Merkez Bankası’nın rezervleri tükenmişken, ihracat ve turizm gelirleri dibe vurmuşken ve ülkeye yeterince döviz girmiyorken, ekonomide denizin bittiği görülmüş, finansal bir krizin elinin kulağında olduğu anlaşılmış ve hem yerli hem de yabancı sermayeye “fabrika ayarlarına dönüş” vaatleri verilmiştir. ABD’de Biden’ın başkan seçilmesi ve Merkel ile Macron’un yeni-Osmanlıcı dış politikaya bir balans ayarı yapmakta uzlaşmaları da süreci hızlandırmıştır. 

İktidar içeride sermayeye olduğu gibi dışarıda da emperyalizme kimi yeni güvenceler vererek Batıyla belli bir denge noktasında yeniden uzlaşabileceğini ve böylece ekonomiyi krizden çıkarabileceğini düşünmekte, bunun hesabını yapmaktadır. 

Türkiye’de revaçta olan söylem, sermayenin demokrasi istediğini, otoriter rejimlerden kaçtığını, dolayısıyla da ekonomik krizden çıkılabilmesi için öncelikli olarak yapılması gereken şeyin demokratikleşme adımları atılması olduğunu vazetmektedir. 

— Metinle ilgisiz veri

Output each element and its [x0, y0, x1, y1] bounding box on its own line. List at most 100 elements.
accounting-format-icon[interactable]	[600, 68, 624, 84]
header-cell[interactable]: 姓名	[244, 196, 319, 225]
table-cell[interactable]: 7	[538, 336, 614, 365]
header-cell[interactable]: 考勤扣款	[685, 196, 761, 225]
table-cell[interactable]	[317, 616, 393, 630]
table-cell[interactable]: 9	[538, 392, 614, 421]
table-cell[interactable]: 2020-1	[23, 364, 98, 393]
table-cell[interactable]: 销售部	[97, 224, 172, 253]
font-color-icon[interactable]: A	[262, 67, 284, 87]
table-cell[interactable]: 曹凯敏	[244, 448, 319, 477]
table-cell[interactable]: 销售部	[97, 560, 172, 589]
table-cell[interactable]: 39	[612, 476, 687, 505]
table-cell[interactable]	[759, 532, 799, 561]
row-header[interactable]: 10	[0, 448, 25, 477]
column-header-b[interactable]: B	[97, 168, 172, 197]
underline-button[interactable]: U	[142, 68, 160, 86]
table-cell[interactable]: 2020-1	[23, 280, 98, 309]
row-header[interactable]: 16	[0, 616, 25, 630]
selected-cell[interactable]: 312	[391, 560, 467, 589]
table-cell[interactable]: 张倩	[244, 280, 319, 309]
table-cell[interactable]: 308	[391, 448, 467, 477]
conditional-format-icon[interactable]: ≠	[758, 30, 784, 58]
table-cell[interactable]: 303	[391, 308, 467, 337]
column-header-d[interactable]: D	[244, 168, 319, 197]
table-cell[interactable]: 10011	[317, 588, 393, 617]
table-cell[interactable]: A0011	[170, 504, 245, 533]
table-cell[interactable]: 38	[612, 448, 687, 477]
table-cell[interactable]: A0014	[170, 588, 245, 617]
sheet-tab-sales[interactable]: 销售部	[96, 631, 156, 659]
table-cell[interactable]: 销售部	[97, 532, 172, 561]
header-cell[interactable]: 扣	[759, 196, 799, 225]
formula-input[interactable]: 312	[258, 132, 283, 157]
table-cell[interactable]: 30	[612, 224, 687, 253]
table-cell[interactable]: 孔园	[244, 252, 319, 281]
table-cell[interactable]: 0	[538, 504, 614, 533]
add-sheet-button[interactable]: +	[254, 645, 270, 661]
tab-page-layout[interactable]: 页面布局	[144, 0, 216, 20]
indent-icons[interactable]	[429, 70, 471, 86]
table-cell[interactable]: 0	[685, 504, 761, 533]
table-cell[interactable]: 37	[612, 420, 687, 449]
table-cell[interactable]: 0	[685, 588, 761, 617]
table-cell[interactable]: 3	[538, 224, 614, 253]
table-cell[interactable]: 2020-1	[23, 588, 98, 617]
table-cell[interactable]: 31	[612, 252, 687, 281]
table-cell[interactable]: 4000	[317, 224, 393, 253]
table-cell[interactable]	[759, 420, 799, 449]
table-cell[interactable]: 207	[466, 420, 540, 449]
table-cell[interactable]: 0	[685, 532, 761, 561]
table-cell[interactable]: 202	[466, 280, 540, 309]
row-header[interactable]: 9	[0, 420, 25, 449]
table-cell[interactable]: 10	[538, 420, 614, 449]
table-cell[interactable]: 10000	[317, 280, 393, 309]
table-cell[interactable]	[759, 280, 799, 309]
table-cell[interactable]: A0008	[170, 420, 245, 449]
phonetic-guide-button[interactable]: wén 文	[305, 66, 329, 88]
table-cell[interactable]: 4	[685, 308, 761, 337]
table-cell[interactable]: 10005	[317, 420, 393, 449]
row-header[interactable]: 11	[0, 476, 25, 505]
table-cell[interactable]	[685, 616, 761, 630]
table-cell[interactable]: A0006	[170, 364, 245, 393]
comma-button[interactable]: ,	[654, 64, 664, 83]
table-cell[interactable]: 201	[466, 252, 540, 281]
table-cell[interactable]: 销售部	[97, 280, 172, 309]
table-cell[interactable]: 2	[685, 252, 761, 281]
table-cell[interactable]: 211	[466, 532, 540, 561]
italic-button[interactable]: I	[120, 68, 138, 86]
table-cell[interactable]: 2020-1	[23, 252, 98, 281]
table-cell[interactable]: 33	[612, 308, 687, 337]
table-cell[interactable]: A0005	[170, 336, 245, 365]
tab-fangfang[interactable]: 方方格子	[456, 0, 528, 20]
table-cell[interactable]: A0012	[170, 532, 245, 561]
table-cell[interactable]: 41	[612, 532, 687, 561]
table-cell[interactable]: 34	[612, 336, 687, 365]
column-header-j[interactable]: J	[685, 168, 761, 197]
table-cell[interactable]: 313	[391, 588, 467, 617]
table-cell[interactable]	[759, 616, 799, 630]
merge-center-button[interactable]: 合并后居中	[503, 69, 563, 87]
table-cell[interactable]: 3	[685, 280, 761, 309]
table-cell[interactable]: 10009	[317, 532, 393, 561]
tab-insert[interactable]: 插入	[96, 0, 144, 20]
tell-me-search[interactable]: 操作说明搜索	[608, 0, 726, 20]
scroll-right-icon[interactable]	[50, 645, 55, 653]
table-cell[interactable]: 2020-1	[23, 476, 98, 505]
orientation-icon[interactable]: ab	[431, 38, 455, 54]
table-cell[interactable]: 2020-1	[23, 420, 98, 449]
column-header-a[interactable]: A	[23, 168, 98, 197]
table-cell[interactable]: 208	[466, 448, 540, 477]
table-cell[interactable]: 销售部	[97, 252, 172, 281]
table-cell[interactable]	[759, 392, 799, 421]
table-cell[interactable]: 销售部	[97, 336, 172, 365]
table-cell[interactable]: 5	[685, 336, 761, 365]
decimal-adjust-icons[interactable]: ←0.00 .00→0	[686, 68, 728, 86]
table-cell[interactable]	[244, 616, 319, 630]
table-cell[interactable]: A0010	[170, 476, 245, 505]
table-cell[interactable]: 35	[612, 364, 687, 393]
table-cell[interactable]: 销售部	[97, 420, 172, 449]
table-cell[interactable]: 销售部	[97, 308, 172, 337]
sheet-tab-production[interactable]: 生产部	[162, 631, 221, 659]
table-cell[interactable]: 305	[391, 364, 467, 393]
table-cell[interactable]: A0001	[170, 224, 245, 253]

Oysa sermaye geçmişte ve bugün sayısız örnekte görüldüğü üzere otoriter rejimlerle, faşistlerle, askeri diktalarla gayet uyumlu bir şekilde çalışabilmektedir. Sermaye demokrasi değil, parasının, malının, mülkünün garanti altında olmasını ister, bu garanti verildikten sonra da gerisi onu pek ilgilendirmez, demokrasiye dair talepleri de atılacak adımlar da makyajdan öteye gitmez. 

Aynı şekilde emperyalizm için de önemli olan diktatörlükle mi demokrasiyle mi yönetildiğiniz değil, emperyalist hiyerarşi içerisinde öngörülebilir olup olmadığınız, size çizilen oyun alanının dışına çıkmayı zorlamamanızdır. 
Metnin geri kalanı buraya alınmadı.